Entre 2016 y 2017, Johana conoce a quien iba a hacer de novio suyo el tiempo suficiente como para introducirla en la prostitución, un personaje que la capta con dinero, drogas y la ilusión de una vida grandiosa. Comienza a transitar la zona prostituyente de la ciudad. Es allí donde las cámaras de una estación de servicio la registran por última vez.

La desaparición de Johana es parte de un orden dislocado, que deja al desnudo una de sus posibilidades letales. La desaparición se alimenta de la incertidumbre, aunque en este caso el cómo se ejecuta y quiénes lo hacen, aunque de manera difusa, se deja entrever desde el primer momento. Es a todas luces, una realidad disparatada.
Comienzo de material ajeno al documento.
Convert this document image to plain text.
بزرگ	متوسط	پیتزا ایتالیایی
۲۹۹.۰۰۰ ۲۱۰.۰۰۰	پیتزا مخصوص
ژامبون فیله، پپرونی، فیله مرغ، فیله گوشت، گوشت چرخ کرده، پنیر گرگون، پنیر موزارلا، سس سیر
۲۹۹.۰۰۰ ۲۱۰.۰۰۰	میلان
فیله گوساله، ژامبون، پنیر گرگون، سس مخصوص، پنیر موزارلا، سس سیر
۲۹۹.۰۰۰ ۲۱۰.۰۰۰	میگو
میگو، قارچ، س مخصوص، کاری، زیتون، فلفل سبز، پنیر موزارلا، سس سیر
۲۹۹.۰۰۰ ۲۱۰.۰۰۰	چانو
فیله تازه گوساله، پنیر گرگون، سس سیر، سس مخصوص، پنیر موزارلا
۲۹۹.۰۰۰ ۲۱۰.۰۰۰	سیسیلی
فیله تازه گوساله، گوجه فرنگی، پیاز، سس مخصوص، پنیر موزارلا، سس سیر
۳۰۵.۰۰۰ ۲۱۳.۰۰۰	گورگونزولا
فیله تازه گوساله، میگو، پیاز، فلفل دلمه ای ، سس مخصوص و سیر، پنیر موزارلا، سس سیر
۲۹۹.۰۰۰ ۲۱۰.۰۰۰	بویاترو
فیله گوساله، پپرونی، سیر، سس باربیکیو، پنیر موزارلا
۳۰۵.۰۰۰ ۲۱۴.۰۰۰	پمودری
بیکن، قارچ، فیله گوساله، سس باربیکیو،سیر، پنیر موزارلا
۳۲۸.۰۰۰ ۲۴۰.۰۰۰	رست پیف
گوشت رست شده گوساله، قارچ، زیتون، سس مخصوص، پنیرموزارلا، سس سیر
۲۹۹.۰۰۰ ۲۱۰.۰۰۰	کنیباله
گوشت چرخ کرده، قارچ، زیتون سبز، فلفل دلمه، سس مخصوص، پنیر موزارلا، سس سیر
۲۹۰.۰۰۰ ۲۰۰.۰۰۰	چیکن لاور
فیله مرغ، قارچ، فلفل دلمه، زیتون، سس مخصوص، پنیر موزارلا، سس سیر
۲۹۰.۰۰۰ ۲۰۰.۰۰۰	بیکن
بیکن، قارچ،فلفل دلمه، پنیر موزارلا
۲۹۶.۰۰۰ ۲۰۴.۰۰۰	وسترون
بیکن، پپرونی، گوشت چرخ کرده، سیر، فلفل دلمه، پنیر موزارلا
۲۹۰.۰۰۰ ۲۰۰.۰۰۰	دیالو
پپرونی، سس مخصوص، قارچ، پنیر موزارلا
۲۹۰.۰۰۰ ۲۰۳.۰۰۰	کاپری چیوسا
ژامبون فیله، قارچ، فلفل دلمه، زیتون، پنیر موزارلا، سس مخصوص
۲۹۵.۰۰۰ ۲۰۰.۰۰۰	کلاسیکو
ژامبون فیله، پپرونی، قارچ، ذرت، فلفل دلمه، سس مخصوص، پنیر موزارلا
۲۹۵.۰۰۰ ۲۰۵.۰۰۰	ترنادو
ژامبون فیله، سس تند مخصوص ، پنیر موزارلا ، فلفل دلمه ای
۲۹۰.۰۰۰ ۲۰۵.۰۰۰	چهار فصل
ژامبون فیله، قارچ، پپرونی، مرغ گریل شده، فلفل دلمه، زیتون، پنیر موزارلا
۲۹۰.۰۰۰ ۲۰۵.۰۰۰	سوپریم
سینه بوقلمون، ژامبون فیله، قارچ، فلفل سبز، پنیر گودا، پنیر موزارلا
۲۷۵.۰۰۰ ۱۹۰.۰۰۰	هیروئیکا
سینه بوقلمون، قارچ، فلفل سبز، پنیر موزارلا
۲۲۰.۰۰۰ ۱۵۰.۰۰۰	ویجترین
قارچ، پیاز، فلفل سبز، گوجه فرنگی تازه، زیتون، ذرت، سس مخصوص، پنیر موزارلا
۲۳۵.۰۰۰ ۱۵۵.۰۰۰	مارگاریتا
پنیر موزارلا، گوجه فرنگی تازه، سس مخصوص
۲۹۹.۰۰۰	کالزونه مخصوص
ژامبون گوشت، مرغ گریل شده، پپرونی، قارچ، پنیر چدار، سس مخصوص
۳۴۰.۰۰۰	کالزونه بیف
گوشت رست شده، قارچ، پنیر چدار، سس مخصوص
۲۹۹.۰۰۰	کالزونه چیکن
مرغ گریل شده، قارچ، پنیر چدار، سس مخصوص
Las desapariciones/apariciones producen un sentir ambivalente. En esta causa hubo aproximadamente 17 rastrillajes y allanamientos, en cada oportunidad la sensación fue encontrada, por un lado angustia, por otro lado largas horas de permanecer en los lugares entre varias haciendo "el aguante" (tomar mate, conversar, esperar) como si estuviésemos de reunión casual y ante la negativa de resultados, el alivio por la posibilidad de aún hallarla con vida, salvo en los últimos rastrillajes producidos en el monte donde se encontraron los primeros restos (una pierna y un brazo), en donde el resultado negativo dejaba otro tipo de alivio, el de no toparse de frente con la realidad del descuartizamiento materializado.

Dice Pilar Calveiro, refiriéndose a los crímenes de la dictadura, que "no solo se mata al otro, sino que se busca desaparecerlo de la faz de la tierra sin dejar rastros de su existencia". En el caso de Johana no tuvieron en cuenta lo que la memoria histórica nos ha enseñado, que el río devuelve los cuerpos, y que aún hay personas dispuestas a no descansar para conseguir la justicia tan anhelada.